紗季は、前髪にかかった雫をタオルでそっと拭いながら、ぽつりとこぼした。
「……雨の匂い、好きかも」
「昔から?」
「ううん。入院してから、かな。窓越しに見てるばっかりだったから……こうして外で感じるのは、久しぶり」
そこで会話が途切れたけれど、その沈黙はどこか心地いい。
ふと思い出して、軽く話題を振ってみた。
「そういえば……篠崎さんって呼び始めたとき、ちょっと驚いたよ。てっきり、結婚したのかと思った」
「え?全然。親が離婚しただけだよ」
紗季は、少しだけ肩をすくめて笑った。
「母方の苗字に戻っただけ。……私、まだ独身ですので」
「……そっか。なんかほっとした」
「ほっとしすぎじゃない?」
彼女の視線は、ふと足元へ落ちた。芝に跳ねる雨粒を見つめながら、その頬から、そっと笑みがほどけていった。
「……母の旧姓に戻ったの、大学のときなんだ」
紗季は左手を弄びながら、言葉を選ぶように、ゆっくりと話しはじめた。
「父の仕事がうまくいかなくなって……母と二人で家を出たの。母は体が弱くて、働くのもやっとだった。だから……私がしっかりしなきゃって、ずっと思ってた」
その声はかすかだったが、どこか震えていた。
「大学を出てすぐ、中学の国語教師になったの。担任も合唱部の顧問も任されて……
毎日、授業や部活の準備に追われながら、母の通院に付き添って……それからまた学校に戻って。馬鹿みたいでしょ?」
一度、ふっと自嘲めいた笑みがこぼれた。
「……馬鹿なんかじゃないよ。生徒も、お母さんも、きっと……救われてたと思う」
けれど、紗季はゆっくりと首を横に振った。その仕草には、深く染みついた悔しさが滲んでいる。

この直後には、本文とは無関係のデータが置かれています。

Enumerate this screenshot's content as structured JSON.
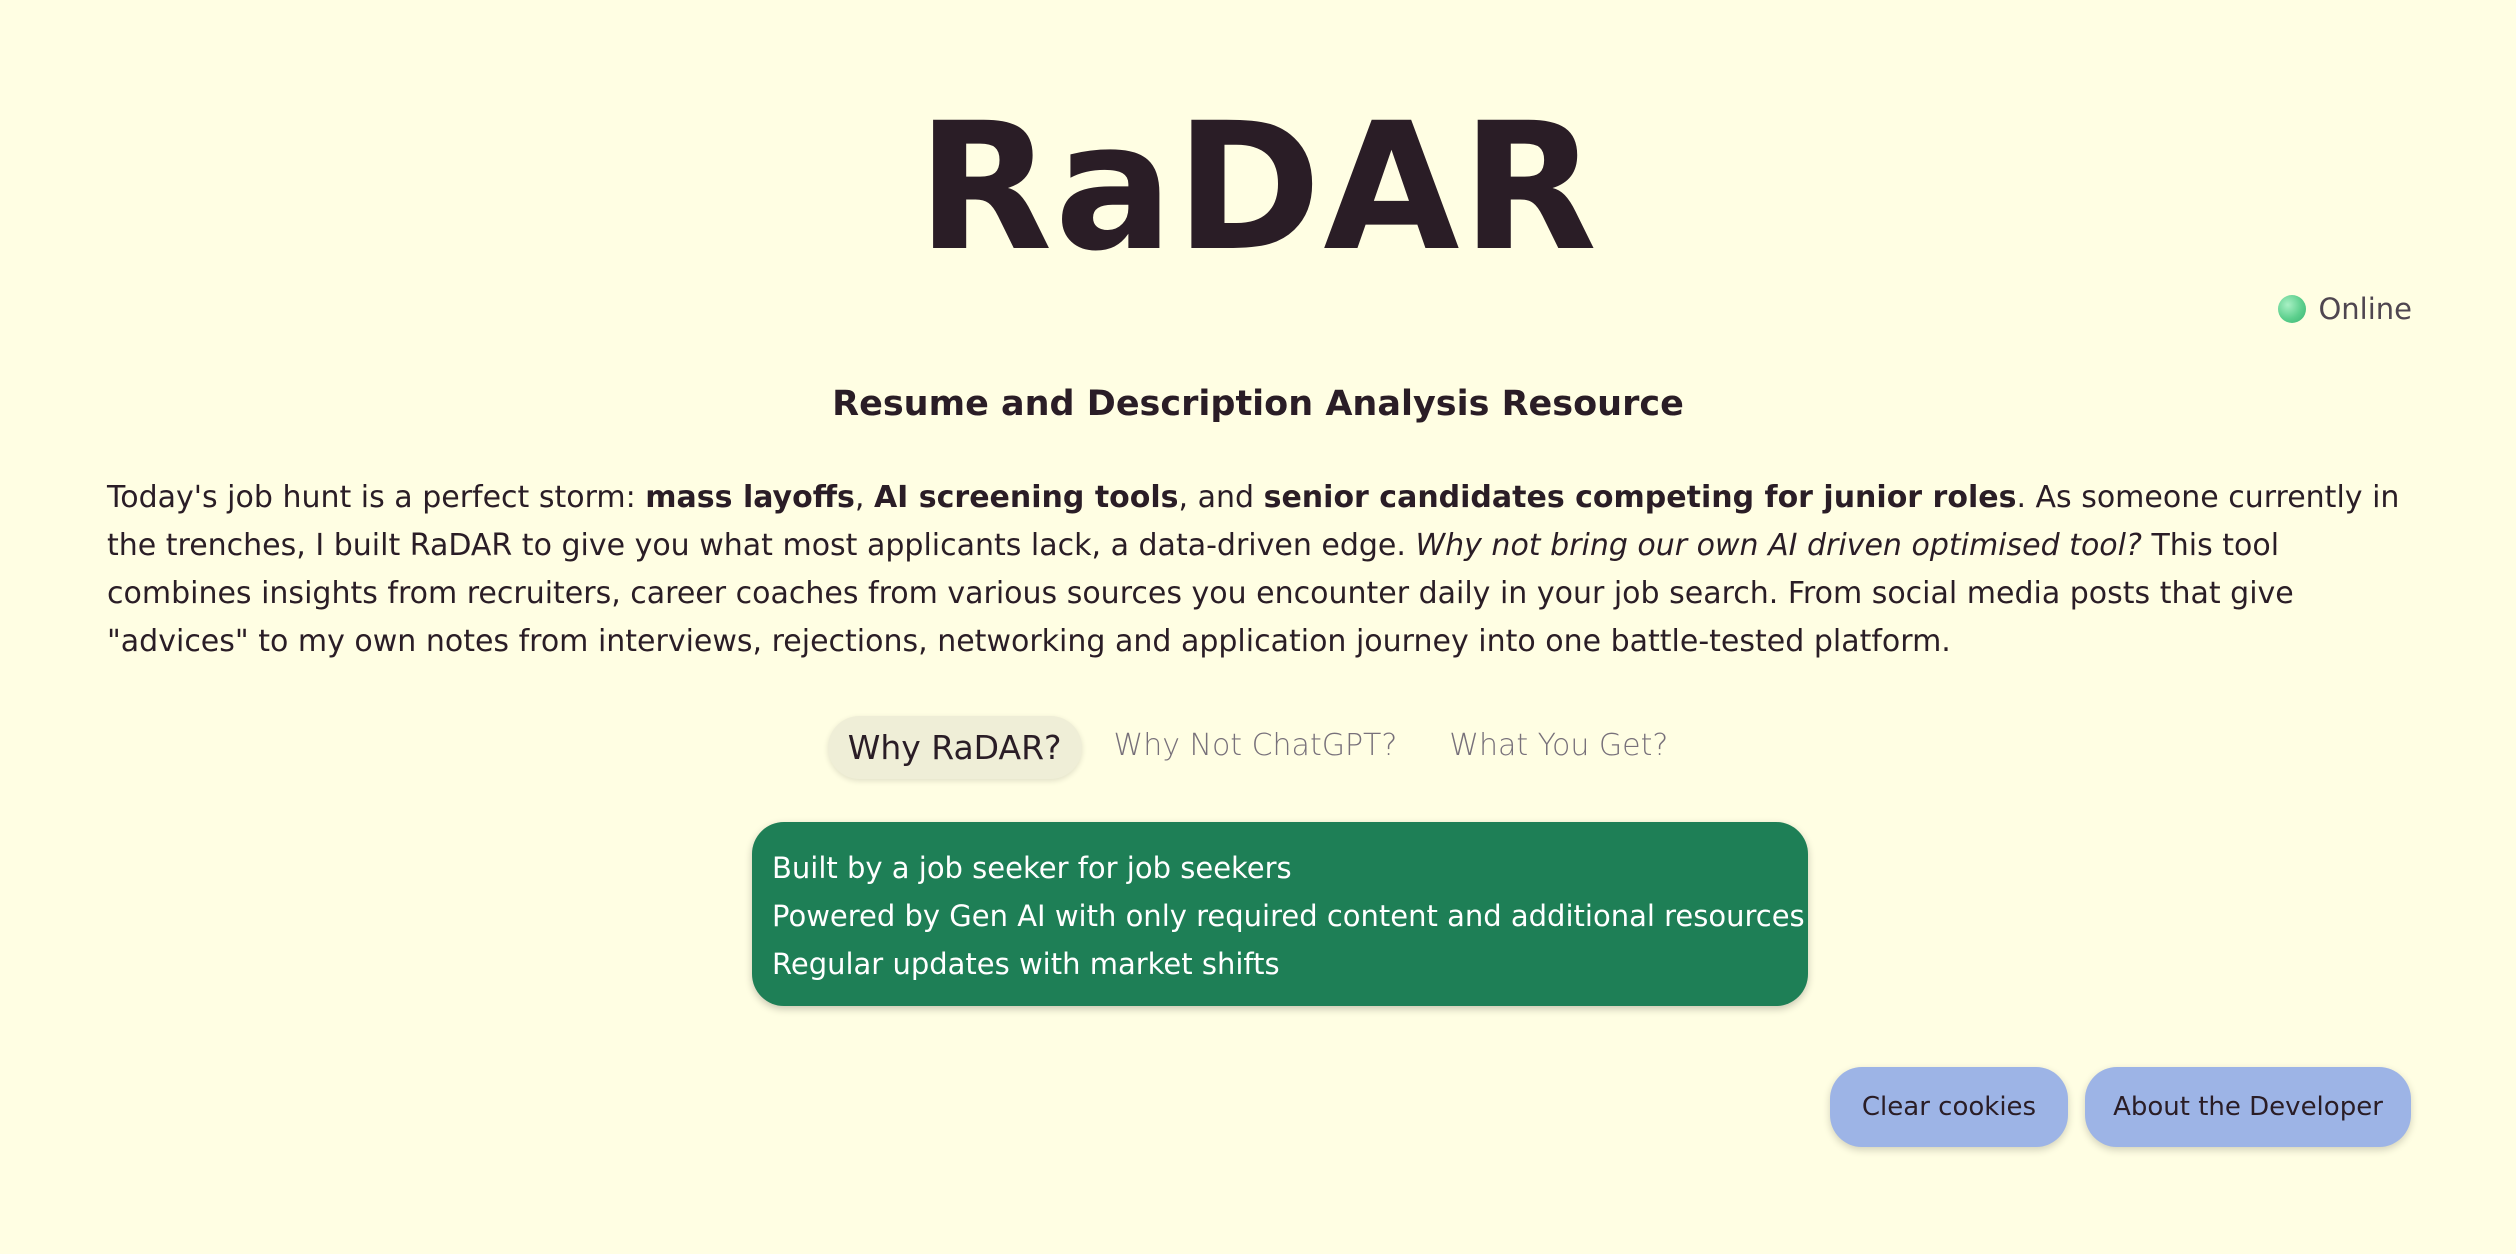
{
  "logo": "RaDAR",
  "status": {
    "label": "Online",
    "color": "#5ccf8d"
  },
  "subtitle": "Resume and Description Analysis Resource",
  "intro": {
    "t1": "Today's job hunt is a perfect storm: ",
    "b1": "mass layoffs",
    "t2": ", ",
    "b2": "AI screening tools",
    "t3": ", and ",
    "b3": "senior candidates competing for junior roles",
    "t4": ". As someone currently in the trenches, I built RaDAR to give you what most applicants lack, a data-driven edge. ",
    "i1": "Why not bring our own AI driven optimised tool?",
    "t5": " This tool combines insights from recruiters, career coaches from various sources you encounter daily in your job search. From social media posts that give \"advices\" to my own notes from interviews, rejections, networking and application journey into one battle-tested platform."
  },
  "tabs": [
    {
      "label": "Why RaDAR?",
      "active": true
    },
    {
      "label": "Why Not ChatGPT?",
      "active": false
    },
    {
      "label": "What You Get?",
      "active": false
    }
  ],
  "card": {
    "color": "#1e7f56",
    "items": [
      "Built by a job seeker for job seekers",
      "Powered by Gen AI with only required content and additional resources",
      "Regular updates with market shifts"
    ]
  },
  "buttons": {
    "clear_cookies": "Clear cookies",
    "about_developer": "About the Developer",
    "color": "#9db4e6"
  }
}
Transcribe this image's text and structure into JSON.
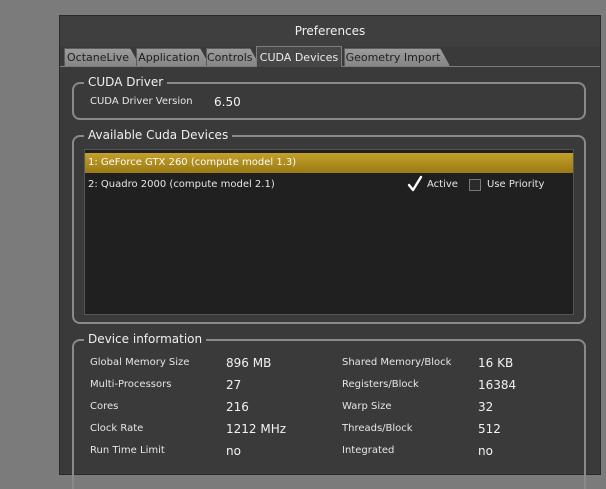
{
  "window": {
    "title": "Preferences"
  },
  "tabs": [
    {
      "label": "OctaneLive"
    },
    {
      "label": "Application"
    },
    {
      "label": "Controls"
    },
    {
      "label": "CUDA Devices"
    },
    {
      "label": "Geometry Import"
    }
  ],
  "cuda_driver": {
    "title": "CUDA Driver",
    "version_label": "CUDA Driver Version",
    "version_value": "6.50"
  },
  "available_devices": {
    "title": "Available Cuda Devices",
    "devices": [
      {
        "name": "1: GeForce GTX 260 (compute model 1.3)",
        "selected": true
      },
      {
        "name": "2: Quadro 2000 (compute model 2.1)",
        "active_label": "Active",
        "active": true,
        "priority_label": "Use Priority",
        "priority": false
      }
    ]
  },
  "device_info": {
    "title": "Device information",
    "left": [
      {
        "label": "Global Memory Size",
        "value": "896 MB"
      },
      {
        "label": "Multi-Processors",
        "value": "27"
      },
      {
        "label": "Cores",
        "value": "216"
      },
      {
        "label": "Clock Rate",
        "value": "1212 MHz"
      },
      {
        "label": "Run Time Limit",
        "value": "no"
      }
    ],
    "right": [
      {
        "label": "Shared Memory/Block",
        "value": "16 KB"
      },
      {
        "label": "Registers/Block",
        "value": "16384"
      },
      {
        "label": "Warp Size",
        "value": "32"
      },
      {
        "label": "Threads/Block",
        "value": "512"
      },
      {
        "label": "Integrated",
        "value": "no"
      }
    ]
  },
  "colors": {
    "selection": "#b8961f",
    "window_bg": "#3a3a3a",
    "desktop_bg": "#7b7b7b"
  }
}
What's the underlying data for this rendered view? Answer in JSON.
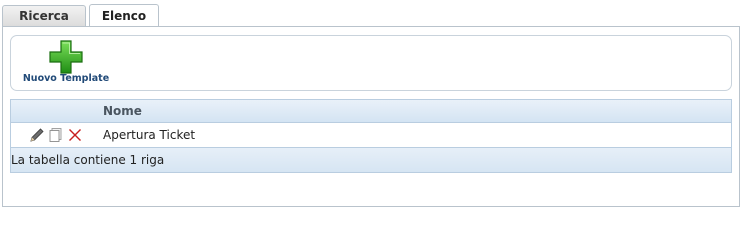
{
  "tabs": [
    {
      "label": "Ricerca",
      "active": false
    },
    {
      "label": "Elenco",
      "active": true
    }
  ],
  "toolbar": {
    "new_template_label": "Nuovo Template",
    "new_template_icon": "plus-icon"
  },
  "grid": {
    "columns": [
      "",
      "Nome"
    ],
    "rows": [
      {
        "actions": [
          "edit-icon",
          "copy-icon",
          "delete-icon"
        ],
        "nome": "Apertura Ticket"
      }
    ],
    "footer": "La tabella contiene 1 riga"
  },
  "colors": {
    "accent_label": "#214a78",
    "plus_green": "#3fae2a",
    "delete_red": "#c81e1e",
    "grid_header_bg": "#dbe8f5"
  }
}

「助けたくて頑張ったはずなのに、結局、全部……こぼれ落ちたの。文化祭の準備と、母の入院が重なったころには、もう……ほとんど寝てなかった」
紗季は、そう言って俯き、消え入りそうな声で続けた。
「でね……病院から学校に戻る途中、赤信号だったのに、ぼーっとして渡っちゃって……気づいたら、病院だった。手も足も、ぐちゃぐちゃになってて」
言い終えても、彼女は顔を上げなかった。手の甲を濡らしたそのひとしずくが、空から落ちたのか、心からこぼれたのか、わからなかった。
「ごめんね。暗い話で」
屋根を打つ雨の音だけが、ふたりの間に落ちている。
「……俺さ。高三のとき、不登校だったろ?」
思い出すように、言葉を落とした。
「学校に戻った日……君がおかえりって言ってくれてさ。あれ、すごく救われたんだ。俺はここにいてもいいんだって、そう思えたんだ。だから今は……俺の番だと思ってる」
紗季は、そっと目を閉じた。それから、ほんのかすかに笑みを浮かべた。
「……ありがとね。そんなふうに言ってもらえて……少し報われた気がする」
ふと空を見上げると、雲の隙間から、細い光が差し込んでいた。そしてようやく気づく。いつのまにか、雨は止んでいた。
紗季は額に残った水滴をタオルでぬぐうと、ベンチから立ち上がった。
「……行こっか。もう少し歩けそう」
「うん。ゆっくりな」
俺は、杖を持つ彼女の手に、そっと自分の手を添えた。